With football season underway and the playoffs rapidly approaching in the world of Major League Baseball, Conn students are blatantly displaying their sports allegiances across campus. With New London conveniently located between two of the Northeast’s largest cities, these loyalties most often lie with the sports franchises of New York City and Boston.
So, to whom does Connecticut belong? As both a member of the tri-state area and a segment of New England, it’s hard to say. Patriots and Giants fans alike agree that it is hard to draw a line, but both are staunch in staking their own territory no matter the opposition.
True to a historic, deep conflict and arguably the biggest rivalry in all of sports, Red Sox and Yankee fans at Conn come head to head – a commitment to diversity indeed! Native New Yorker yet Boston resident Blair West ’14 said that she finally felt safe enough in the Connecticut College environment to express her Yankee pride. However, the Boston fan base is noticeably heavier than the pinstriped portion.

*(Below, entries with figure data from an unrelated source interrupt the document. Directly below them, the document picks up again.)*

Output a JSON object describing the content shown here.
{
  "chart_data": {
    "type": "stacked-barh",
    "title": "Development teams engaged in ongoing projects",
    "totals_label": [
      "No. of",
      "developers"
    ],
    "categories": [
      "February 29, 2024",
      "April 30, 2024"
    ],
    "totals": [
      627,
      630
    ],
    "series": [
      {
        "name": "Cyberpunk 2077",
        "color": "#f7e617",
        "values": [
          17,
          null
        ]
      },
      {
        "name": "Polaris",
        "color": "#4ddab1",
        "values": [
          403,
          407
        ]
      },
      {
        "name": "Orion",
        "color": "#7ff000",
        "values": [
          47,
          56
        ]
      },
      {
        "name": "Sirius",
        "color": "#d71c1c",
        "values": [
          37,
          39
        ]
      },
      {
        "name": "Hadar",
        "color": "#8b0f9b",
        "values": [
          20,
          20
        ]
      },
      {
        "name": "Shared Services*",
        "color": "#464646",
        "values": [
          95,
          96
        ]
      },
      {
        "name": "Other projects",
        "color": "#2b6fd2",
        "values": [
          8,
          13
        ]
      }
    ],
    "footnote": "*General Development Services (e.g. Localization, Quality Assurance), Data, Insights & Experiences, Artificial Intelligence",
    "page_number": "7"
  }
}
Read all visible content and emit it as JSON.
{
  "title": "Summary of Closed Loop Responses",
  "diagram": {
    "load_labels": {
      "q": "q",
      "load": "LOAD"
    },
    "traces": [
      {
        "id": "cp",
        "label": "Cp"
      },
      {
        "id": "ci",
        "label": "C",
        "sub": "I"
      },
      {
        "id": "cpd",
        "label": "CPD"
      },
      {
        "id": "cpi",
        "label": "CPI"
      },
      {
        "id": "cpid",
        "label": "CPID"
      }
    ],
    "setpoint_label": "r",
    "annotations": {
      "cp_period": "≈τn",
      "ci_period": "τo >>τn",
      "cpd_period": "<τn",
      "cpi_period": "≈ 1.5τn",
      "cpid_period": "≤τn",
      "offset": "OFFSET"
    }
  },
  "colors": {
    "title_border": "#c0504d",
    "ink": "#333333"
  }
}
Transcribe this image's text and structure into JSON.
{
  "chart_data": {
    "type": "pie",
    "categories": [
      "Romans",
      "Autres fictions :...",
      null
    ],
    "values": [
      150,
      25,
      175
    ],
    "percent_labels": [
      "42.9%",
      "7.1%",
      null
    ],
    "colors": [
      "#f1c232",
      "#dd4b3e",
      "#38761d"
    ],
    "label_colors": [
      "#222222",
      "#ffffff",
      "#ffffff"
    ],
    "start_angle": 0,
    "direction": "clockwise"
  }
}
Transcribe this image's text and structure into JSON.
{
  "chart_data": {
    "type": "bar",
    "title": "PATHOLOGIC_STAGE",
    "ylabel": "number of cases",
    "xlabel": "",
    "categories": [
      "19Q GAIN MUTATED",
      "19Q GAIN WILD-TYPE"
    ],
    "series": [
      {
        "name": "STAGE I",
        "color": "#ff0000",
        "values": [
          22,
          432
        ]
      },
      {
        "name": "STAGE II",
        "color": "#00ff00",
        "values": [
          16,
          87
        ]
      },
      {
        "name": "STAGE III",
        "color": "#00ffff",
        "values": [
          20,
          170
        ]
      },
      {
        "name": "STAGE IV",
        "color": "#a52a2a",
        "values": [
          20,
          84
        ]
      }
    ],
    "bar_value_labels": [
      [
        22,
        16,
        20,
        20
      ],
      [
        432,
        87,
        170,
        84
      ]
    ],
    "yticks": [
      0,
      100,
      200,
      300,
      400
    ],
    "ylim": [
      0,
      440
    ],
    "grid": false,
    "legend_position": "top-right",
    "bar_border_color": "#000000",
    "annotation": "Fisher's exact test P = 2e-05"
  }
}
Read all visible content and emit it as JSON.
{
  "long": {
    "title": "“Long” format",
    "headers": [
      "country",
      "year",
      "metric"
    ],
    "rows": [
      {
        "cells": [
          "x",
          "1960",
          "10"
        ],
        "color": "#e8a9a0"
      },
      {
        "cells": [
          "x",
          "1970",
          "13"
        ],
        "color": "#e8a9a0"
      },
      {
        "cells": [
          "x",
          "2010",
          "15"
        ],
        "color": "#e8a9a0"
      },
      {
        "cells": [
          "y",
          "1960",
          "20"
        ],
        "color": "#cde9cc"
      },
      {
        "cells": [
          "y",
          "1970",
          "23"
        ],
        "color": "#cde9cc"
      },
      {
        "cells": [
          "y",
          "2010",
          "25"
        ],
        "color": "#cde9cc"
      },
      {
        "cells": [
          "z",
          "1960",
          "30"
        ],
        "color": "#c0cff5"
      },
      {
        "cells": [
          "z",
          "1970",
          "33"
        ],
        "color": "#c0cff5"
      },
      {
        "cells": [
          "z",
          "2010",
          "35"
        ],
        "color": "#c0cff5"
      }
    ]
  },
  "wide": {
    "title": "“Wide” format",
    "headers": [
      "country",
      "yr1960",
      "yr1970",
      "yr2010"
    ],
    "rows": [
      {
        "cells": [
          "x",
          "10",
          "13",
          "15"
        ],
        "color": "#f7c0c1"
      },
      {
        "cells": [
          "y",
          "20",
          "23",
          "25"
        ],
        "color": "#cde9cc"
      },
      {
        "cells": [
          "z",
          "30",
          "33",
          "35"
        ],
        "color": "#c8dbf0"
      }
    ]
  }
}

But with most of Conn’s students coming from Massachusetts, Maura Hallisey ’13 pointed out that Conn’s campus isn’t an accurate representation of Connecticut. “Having lived in Connecticut, I can tell you it’s definitely really mixed. Where I’m from, central Connecticut is definitely Yankee territory.”
A few brave sports enthusiasts have attempted to draw the border of Red Sox Nation and Yankee Country. In 2006, New York Times sportswriter John Branch traveled across Connecticut to lay “baseball’s bitterest border.”
Putting to test the theory of supply and demand, Branch did a little investigating in the field of baseball hats at Connecticut malls. At the Connecticut Post Mall in Milford, almost forty different styles of Yankee caps were displayed on a wall, while the few Red Sox hats were nearly out of sight on the bottom sales racks. However, an hour away at the Crystal Mall – just five minutes from Conn in Waterford – the hat shop, Lids, sold predominantly Sox hats. Various attributes accounted for where loyalties laid in different towns Branch visited – in Middletown, it is the Italian-American generation that once rooted for Yogi Berra that sways this town into Yankee Country. In Rocky Hill, it is the number of team door magnets in the town’s post office that proved loyalty lay with the Sox. Branch concluded after touring New England that “there were no exact answers. Only debatable ones. As it should be.”
Although it looks as though the Red Sox Nation’s 2010 season may be coming to a close, their spirit will be carried through the offseason by their fans, no matter their proximity to Yankee Country. And although Yanks fans on campus are a definite minority, it is certain that they will stand their ground – foreign soil or not.
For all the Mets, Jets, Celtics, Knicks, Nets, Eagles and Phillies fans – your allegiances certainly play their own roles within the intricate story of Northeastern sports rivalries; however, there are only so many spotlights. We’ll see who shines in this year’s upcoming championships, all the while rooting passionately for the old home team.